What do you think about my theories? What is your point of view on things?:)
Here are some shoots taken while my peaceful illness.. Enjoy:)
Raviolis with spinach and mozzarella inside covered with carrot and cream sauce. Mmmm..
A VITAMINE BOMB!..
Some Christmas spirit...
My sis before going to sleep. She loves the TV, always a good excuse for not going to bed on time...
Me.. SO BORED, taking pictures of my ponytail.. (which I thought came out perfectly!;) )
My room. It was raining outside and I looove being home when it's raining.
I took a new blank book for exclusively my sketches. It's nice to start from a blank fresh page..
5 comments:
great pictures and lovely ponytails! christmas atmosphere always feels great! those dishes look delicious too. yummm...
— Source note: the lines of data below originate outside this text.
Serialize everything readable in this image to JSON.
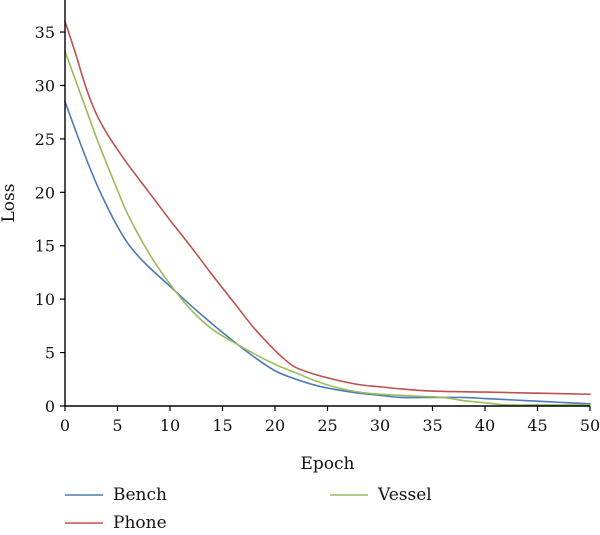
{
  "chart_data": {
    "type": "line",
    "xlabel": "Epoch",
    "ylabel": "Loss",
    "xlim": [
      0,
      50
    ],
    "ylim": [
      0,
      38
    ],
    "xticks": [
      0,
      5,
      10,
      15,
      20,
      25,
      30,
      35,
      40,
      45,
      50
    ],
    "yticks": [
      0,
      5,
      10,
      15,
      20,
      25,
      30,
      35
    ],
    "grid": false,
    "legend_position": "bottom",
    "series": [
      {
        "name": "Bench",
        "color": "#4a7ab5",
        "x": [
          0,
          1,
          2,
          3,
          4,
          5,
          6,
          7,
          8,
          10,
          12,
          14,
          16,
          18,
          20,
          22,
          24,
          26,
          28,
          30,
          32,
          34,
          36,
          38,
          40,
          42,
          44,
          46,
          48,
          50
        ],
        "y": [
          28.5,
          25.8,
          23.2,
          20.8,
          18.7,
          16.8,
          15.2,
          14.0,
          13.0,
          11.2,
          9.4,
          7.7,
          6.1,
          4.6,
          3.3,
          2.5,
          1.9,
          1.5,
          1.2,
          1.0,
          0.8,
          0.8,
          0.8,
          0.8,
          0.7,
          0.6,
          0.5,
          0.4,
          0.3,
          0.2
        ]
      },
      {
        "name": "Phone",
        "color": "#c0504d",
        "x": [
          0,
          1,
          2,
          3,
          4,
          5,
          6,
          8,
          10,
          12,
          14,
          16,
          18,
          20,
          21,
          22,
          24,
          26,
          28,
          30,
          32,
          35,
          40,
          45,
          50
        ],
        "y": [
          36.0,
          33.0,
          29.8,
          27.3,
          25.5,
          24.0,
          22.6,
          20.0,
          17.4,
          14.9,
          12.3,
          9.8,
          7.3,
          5.2,
          4.3,
          3.6,
          2.9,
          2.4,
          2.0,
          1.8,
          1.6,
          1.4,
          1.3,
          1.2,
          1.1
        ]
      },
      {
        "name": "Vessel",
        "color": "#9bbb59",
        "x": [
          0,
          1,
          2,
          3,
          4,
          5,
          6,
          8,
          10,
          12,
          14,
          16,
          18,
          20,
          22,
          24,
          26,
          28,
          30,
          32,
          34,
          36,
          38,
          40,
          42,
          44,
          46,
          48,
          50
        ],
        "y": [
          33.2,
          30.5,
          27.8,
          25.1,
          22.6,
          20.2,
          17.9,
          14.3,
          11.4,
          9.0,
          7.2,
          6.0,
          4.9,
          3.9,
          3.1,
          2.3,
          1.7,
          1.3,
          1.1,
          1.0,
          0.9,
          0.8,
          0.5,
          0.3,
          0.1,
          0.1,
          0.1,
          0.1,
          0.1
        ]
      }
    ]
  }
}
and you're right. it's not easy to have ambitions. we have to be responsible for it too :) yes, like a heavy handbag we should carry all the time. :)
looking forward for more updates from you :)
bubu is cuteee!!!
lahe pats ja ilus juuksevärv ;)
ainuke kord kus paigal pùsis et ma temast pilti saaks teha ILMA flashita!:D
juuksed on vaid niimoodi tagant ilusad, muidu kolekole vàljakasv. ònneks HOMME JUUKSURISSEE!
Vinda, huh it's nice someone agrees on my theories!:D I think the word responsability fits here greatly. We can't forget them, these are the most important ones in life, i think.
Awesome photos, Merilin. Especially the one where it's rainy outside but comfy inside.